- Location: 31°53′21″N 85°9′13″W﻿ / ﻿31.88917°N 85.15361°W Eufaula, Alabama
- Date: June 8, 1881; 145 years ago

= Lynching of Josh Shorter =

African American who was lynched in the U.S.

Josh Shorter was an African-American man who was lynched in Eufaula, Alabama, or between Eufaula and Georgetown, Georgia, on the afternoon of Wednesday June 8, 1881.

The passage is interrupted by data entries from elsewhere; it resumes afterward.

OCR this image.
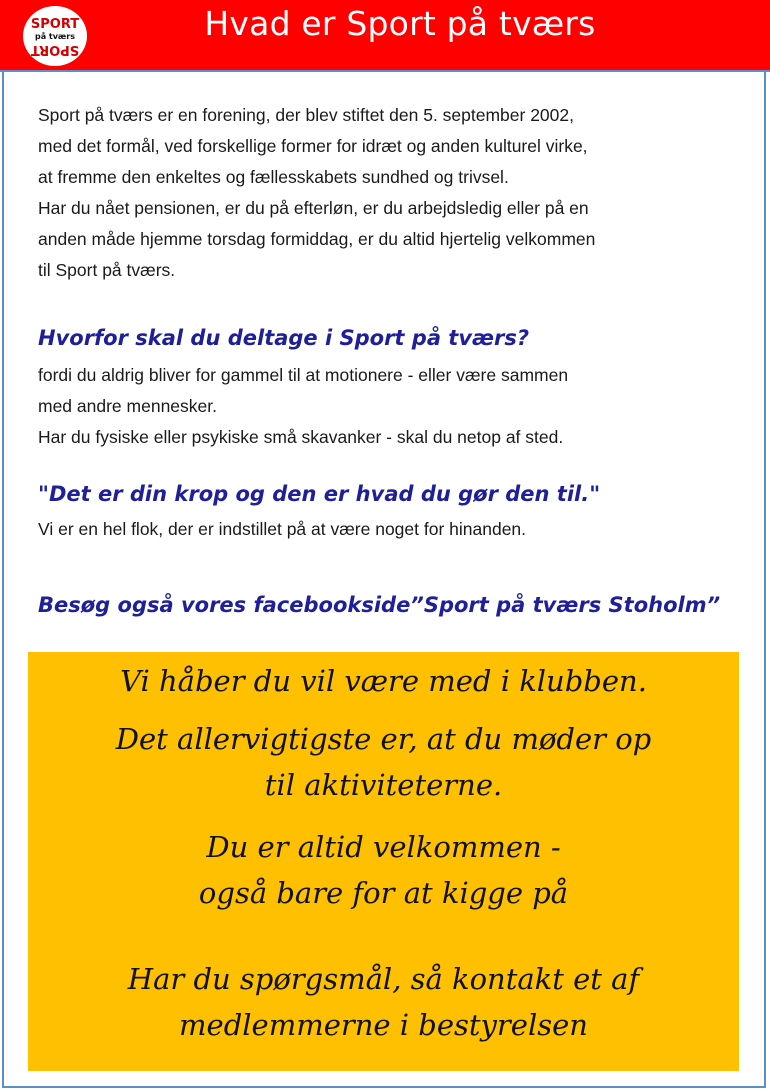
SPORT
på tværs
SPORT
Hvad er Sport på tværs

Sport på tværs er en forening, der blev stiftet den 5. september 2002,

med det formål, ved forskellige former for idræt og anden kulturel virke,

at fremme den enkeltes og fællesskabets sundhed og trivsel.

Har du nået pensionen, er du på efterløn, er du arbejdsledig eller på en

anden måde hjemme torsdag formiddag, er du altid hjertelig velkommen

til Sport på tværs.

Hvorfor skal du deltage i Sport på tværs?

fordi du aldrig bliver for gammel til at motionere - eller være sammen

med andre mennesker.

Har du fysiske eller psykiske små skavanker - skal du netop af sted.

"Det er din krop og den er hvad du gør den til."

Vi er en hel flok, der er indstillet på at være noget for hinanden.

Besøg også vores facebookside”Sport på tværs Stoholm”

Vi håber du vil være med i klubben.

Det allervigtigste er, at du møder op
til aktiviteterne.
Du er altid velkommen -
også bare for at kigge på
Har du spørgsmål, så kontakt et af
medlemmerne i bestyrelsen
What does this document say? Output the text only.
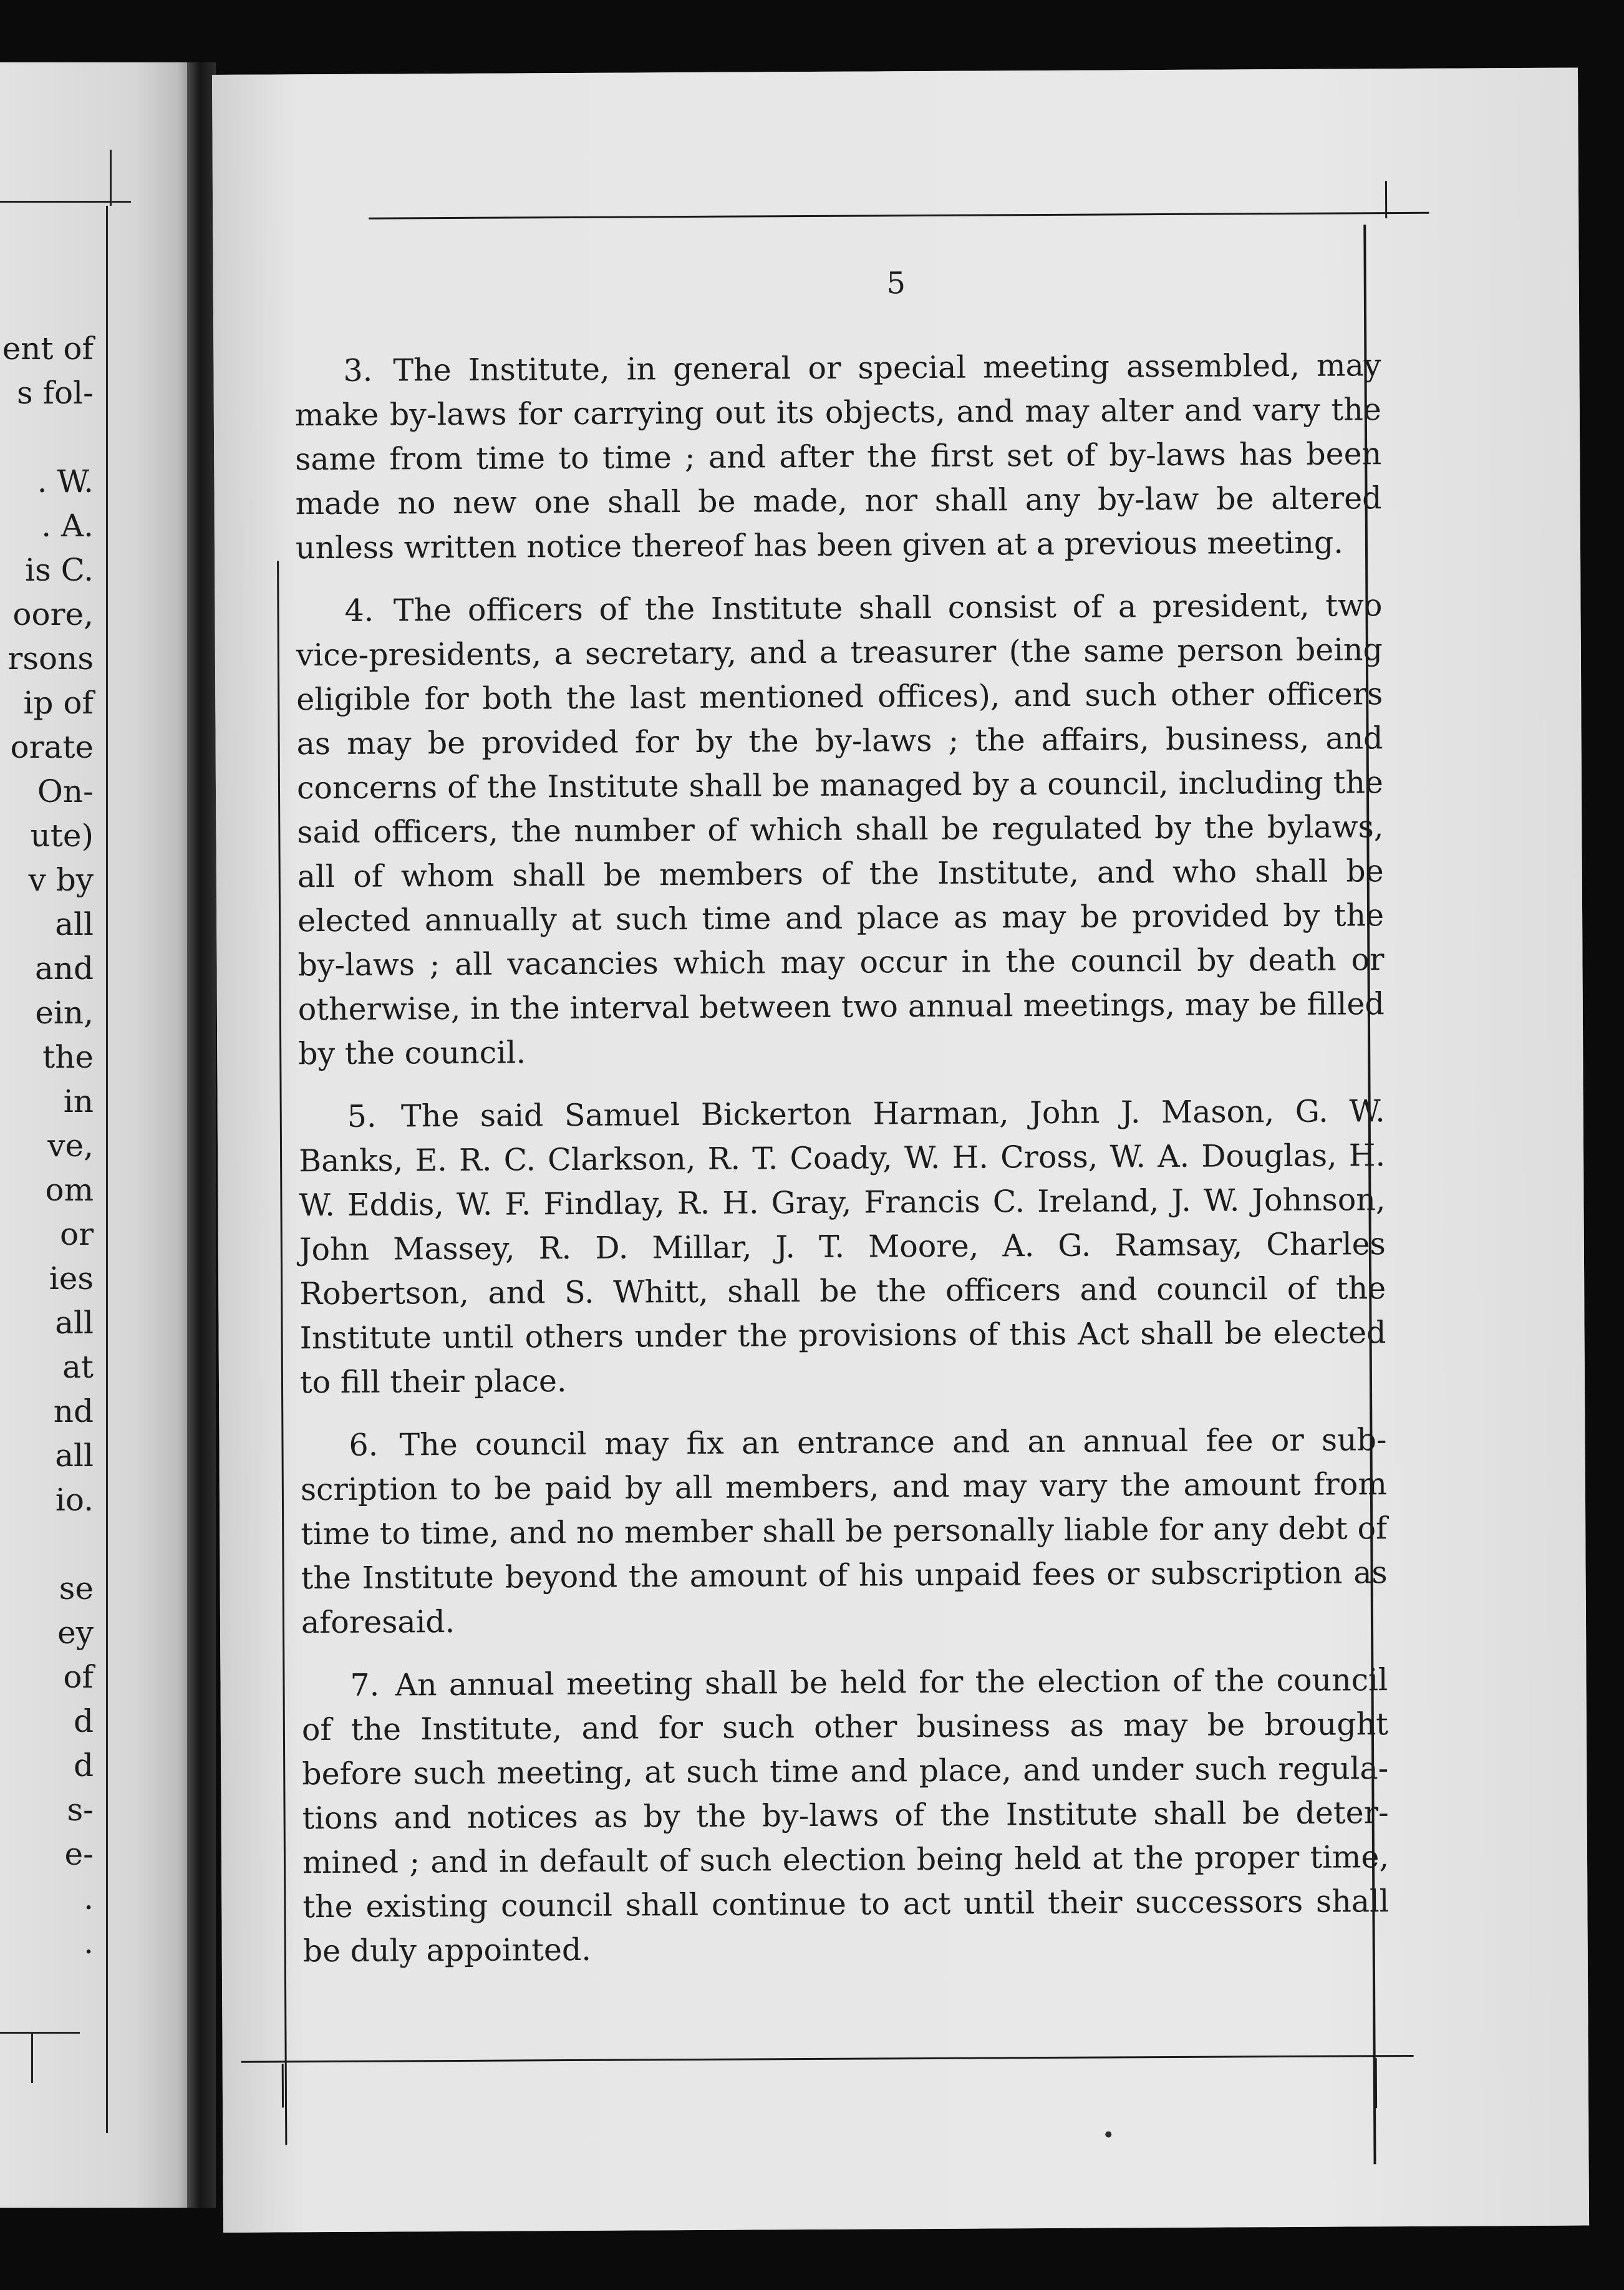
ent of
s fol-
. W.
. A.
is C.
oore,
rsons
ip of
orate
On-
ute)
v by
all
and
ein,
the
in
ve,
om
or
ies
all
at
nd
all
io.
se
ey
of
d
d
s-
e-
.
.

5

3. The Institute, in general or special meeting assembled, may make by-laws for carrying out its objects, and may alter and vary the same from time to time ; and after the first set of by-laws has been made no new one shall be made, nor shall any by-law be altered unless written notice thereof has been given at a previous meeting.

4. The officers of the Institute shall consist of a president, two vice-presidents, a secretary, and a treasurer (the same person being eligible for both the last mentioned offices), and such other officers as may be provided for by the by-laws ; the affairs, business, and concerns of the Institute shall be managed by a council, including the said officers, the number of which shall be regulated by the bylaws, all of whom shall be members of the Institute, and who shall be elected annually at such time and place as may be provided by the by-laws ; all vacancies which may occur in the council by death or otherwise, in the interval between two annual meetings, may be filled by the council.

5. The said Samuel Bickerton Harman, John J. Mason, G. W. Banks, E. R. C. Clarkson, R. T. Coady, W. H. Cross, W. A. Douglas, H. W. Eddis, W. F. Findlay, R. H. Gray, Francis C. Ireland, J. W. Johnson, John Massey, R. D. Millar, J. T. Moore, A. G. Ramsay, Charles Robertson, and S. Whitt, shall be the officers and council of the Institute until others under the provisions of this Act shall be elected to fill their place.

6. The council may fix an entrance and an annual fee or subscription to be paid by all members, and may vary the amount from time to time, and no member shall be personally liable for any debt of the Institute beyond the amount of his unpaid fees or subscription as aforesaid.

7. An annual meeting shall be held for the election of the council of the Institute, and for such other business as may be brought before such meeting, at such time and place, and under such regulations and notices as by the by-laws of the Institute shall be determined ; and in default of such election being held at the proper time, the existing council shall continue to act until their successors shall be duly appointed.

The lynching is described in an article in The Weekly News and Advertiser, a newspaper published in Georgia, on Saturday June 18, 1881: "A special telegram from Eufaula under date of the 9th, states that a most villainous outrage was committed upon a respectable white girl, twelve years old, by Josh Shorter, a negro, near that city, on Wednesday afternoon. A diligent pursuit by a large party resulted in his capture across the river in Georgia. He was immediately carried to the Alabama side, and upon the Sheriff’s attempting to get possession of him, they hurried him back to Georgia with a large crowd and hung him to a limb of a largo tree, about midway between Eufaula and Georgetown."

The Legacy of Lynching website marks his murder as occurring in Eufaula: "name: Josh Shorter, Jun 1881; description: from riverbank about 200 yards above city bridge".